Gene Autry, the singing cowboy, dies

The original singing cowboy, Gene Autry, who transformed a film and recording career into a vast business empire, died yesterday…

The original singing cowboy, Gene Autry, who transformed a film and recording career into a vast business empire, died yesterday at his home after a long illness. He was aged 91.

Autry, the son of a Texas horse trader, began his career as "Oklahoma's Yodelling Cowboy" in 1929 and went on to record some of America's most popular songs including Rudolph the Red-Nosed Reindeer and Back in the Saddle Again.

Rudolph, recorded on a whim in 1949, has sold more than 30 million copies and is the second biggest selling Christmas song behind Bing Crosby's White Christmas.

Autry also rode his horse, Champion, in about 90 movies and became one of the biggest box office draws in the 1930s and 1940s.

READ MORE

The profits from his ventures allowed him to buy the California Angels baseball team in 1960. Although he spent millions in buying the best players, the club never fulfilled his dream of winning the World Series.

He was born Orvon Gene Autry in Tioga, Texas, on September. 29th, 1908. After a nomadic childhood, at the age of 17 he settled with his family in Oklahoma where he learned to ride and rope. Soon afterward, he went to work as a radio telegrapher.

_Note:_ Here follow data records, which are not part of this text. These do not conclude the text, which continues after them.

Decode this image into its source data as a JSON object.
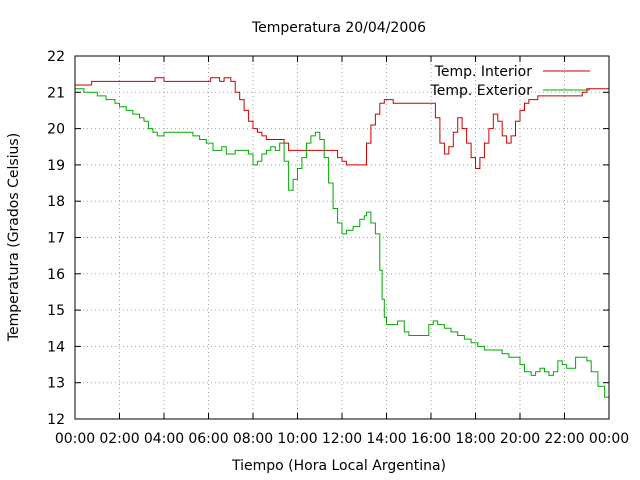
{
  "chart_data": {
    "type": "line",
    "title": "Temperatura 20/04/2006",
    "xlabel": "Tiempo (Hora Local Argentina)",
    "ylabel": "Temperatura (Grados Celsius)",
    "xlim": [
      0,
      24
    ],
    "ylim": [
      12,
      22
    ],
    "grid": true,
    "legend_position": "top-right",
    "x_tick_labels": [
      "00:00",
      "02:00",
      "04:00",
      "06:00",
      "08:00",
      "10:00",
      "12:00",
      "14:00",
      "16:00",
      "18:00",
      "20:00",
      "22:00",
      "00:00"
    ],
    "x_tick_values": [
      0,
      2,
      4,
      6,
      8,
      10,
      12,
      14,
      16,
      18,
      20,
      22,
      24
    ],
    "y_tick_values": [
      12,
      13,
      14,
      15,
      16,
      17,
      18,
      19,
      20,
      21,
      22
    ],
    "series": [
      {
        "name": "Temp. Interior",
        "color": "#cc0000",
        "x": [
          0,
          0.7,
          0.75,
          3.5,
          3.6,
          3.9,
          4.0,
          6.0,
          6.1,
          6.4,
          6.5,
          6.7,
          6.8,
          7.0,
          7.2,
          7.4,
          7.6,
          7.8,
          8.0,
          8.2,
          8.4,
          8.6,
          9.0,
          9.4,
          9.6,
          10.4,
          10.6,
          11.6,
          11.8,
          12.0,
          12.2,
          12.6,
          12.9,
          13.1,
          13.3,
          13.5,
          13.7,
          13.9,
          14.1,
          14.3,
          15.0,
          15.5,
          16.0,
          16.2,
          16.4,
          16.6,
          16.8,
          17.0,
          17.2,
          17.4,
          17.6,
          17.8,
          18.0,
          18.2,
          18.4,
          18.6,
          18.8,
          19.0,
          19.2,
          19.4,
          19.6,
          19.8,
          20.0,
          20.2,
          20.4,
          20.6,
          20.8,
          21.0,
          21.4,
          22.0,
          22.6,
          22.8,
          23.0,
          23.5,
          24.0
        ],
        "y": [
          21.2,
          21.2,
          21.3,
          21.3,
          21.4,
          21.4,
          21.3,
          21.3,
          21.4,
          21.4,
          21.3,
          21.4,
          21.4,
          21.3,
          21.0,
          20.8,
          20.5,
          20.2,
          20.0,
          19.9,
          19.8,
          19.7,
          19.7,
          19.6,
          19.4,
          19.4,
          19.4,
          19.4,
          19.2,
          19.1,
          19.0,
          19.0,
          19.0,
          19.6,
          20.1,
          20.4,
          20.7,
          20.8,
          20.8,
          20.7,
          20.7,
          20.7,
          20.7,
          20.3,
          19.6,
          19.3,
          19.5,
          19.9,
          20.3,
          20.0,
          19.6,
          19.2,
          18.9,
          19.2,
          19.6,
          20.0,
          20.4,
          20.2,
          19.8,
          19.6,
          19.8,
          20.2,
          20.5,
          20.7,
          20.8,
          20.8,
          20.9,
          20.9,
          20.9,
          20.9,
          20.9,
          21.0,
          21.1,
          21.1,
          21.1
        ]
      },
      {
        "name": "Temp. Exterior",
        "color": "#00aa00",
        "x": [
          0,
          0.4,
          0.7,
          1.0,
          1.4,
          1.8,
          2.0,
          2.3,
          2.6,
          2.9,
          3.1,
          3.3,
          3.5,
          3.7,
          3.9,
          4.0,
          4.5,
          5.0,
          5.3,
          5.6,
          5.9,
          6.2,
          6.4,
          6.6,
          6.8,
          7.0,
          7.2,
          7.4,
          7.6,
          7.8,
          8.0,
          8.2,
          8.4,
          8.6,
          8.8,
          9.0,
          9.2,
          9.4,
          9.6,
          9.8,
          10.0,
          10.2,
          10.4,
          10.6,
          10.8,
          11.0,
          11.2,
          11.4,
          11.6,
          11.8,
          12.0,
          12.2,
          12.5,
          12.8,
          13.0,
          13.1,
          13.3,
          13.5,
          13.7,
          13.8,
          13.9,
          14.0,
          14.2,
          14.5,
          14.8,
          15.0,
          15.3,
          15.6,
          15.9,
          16.1,
          16.3,
          16.6,
          16.9,
          17.2,
          17.5,
          17.8,
          18.1,
          18.4,
          18.8,
          19.2,
          19.5,
          19.8,
          20.0,
          20.2,
          20.5,
          20.7,
          20.9,
          21.1,
          21.3,
          21.5,
          21.7,
          21.9,
          22.1,
          22.5,
          22.8,
          23.0,
          23.2,
          23.5,
          23.8,
          24.0
        ],
        "y": [
          21.1,
          21.0,
          21.0,
          20.9,
          20.8,
          20.7,
          20.6,
          20.5,
          20.4,
          20.3,
          20.2,
          20.0,
          19.9,
          19.8,
          19.8,
          19.9,
          19.9,
          19.9,
          19.8,
          19.7,
          19.6,
          19.4,
          19.4,
          19.5,
          19.3,
          19.3,
          19.4,
          19.4,
          19.4,
          19.3,
          19.0,
          19.1,
          19.3,
          19.4,
          19.5,
          19.4,
          19.6,
          19.1,
          18.3,
          18.6,
          18.9,
          19.2,
          19.6,
          19.8,
          19.9,
          19.7,
          19.2,
          18.5,
          17.8,
          17.4,
          17.1,
          17.2,
          17.3,
          17.5,
          17.6,
          17.7,
          17.4,
          17.1,
          16.1,
          15.3,
          14.8,
          14.6,
          14.6,
          14.7,
          14.4,
          14.3,
          14.3,
          14.3,
          14.6,
          14.7,
          14.6,
          14.5,
          14.4,
          14.3,
          14.2,
          14.1,
          14.0,
          13.9,
          13.9,
          13.8,
          13.7,
          13.7,
          13.5,
          13.3,
          13.2,
          13.3,
          13.4,
          13.3,
          13.2,
          13.3,
          13.6,
          13.5,
          13.4,
          13.7,
          13.7,
          13.6,
          13.3,
          12.9,
          12.6,
          12.7
        ]
      }
    ]
  }
}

"When things got slow, I kept a little old guitar around that I would strum on," he told a reporter. "One night this farmer-looking guy with glasses on the tip of his nose came into the office and gave me some pages to send. Then he spotted the guitar. `You play that?' he asked. `Some,' I told him."

Autry played a couple of songs and the visitor, famed Oklahoma humorist Will Rogers, said: "Hey, you do all right. You ought to get yourself a job on the radio." Autry took his advice and made his first records in 1929.

Later he became the top Western star at the box office for Republic studios, a title he held for six years. "I honestly never considered myself an actor," he said later. "I was more of a personality."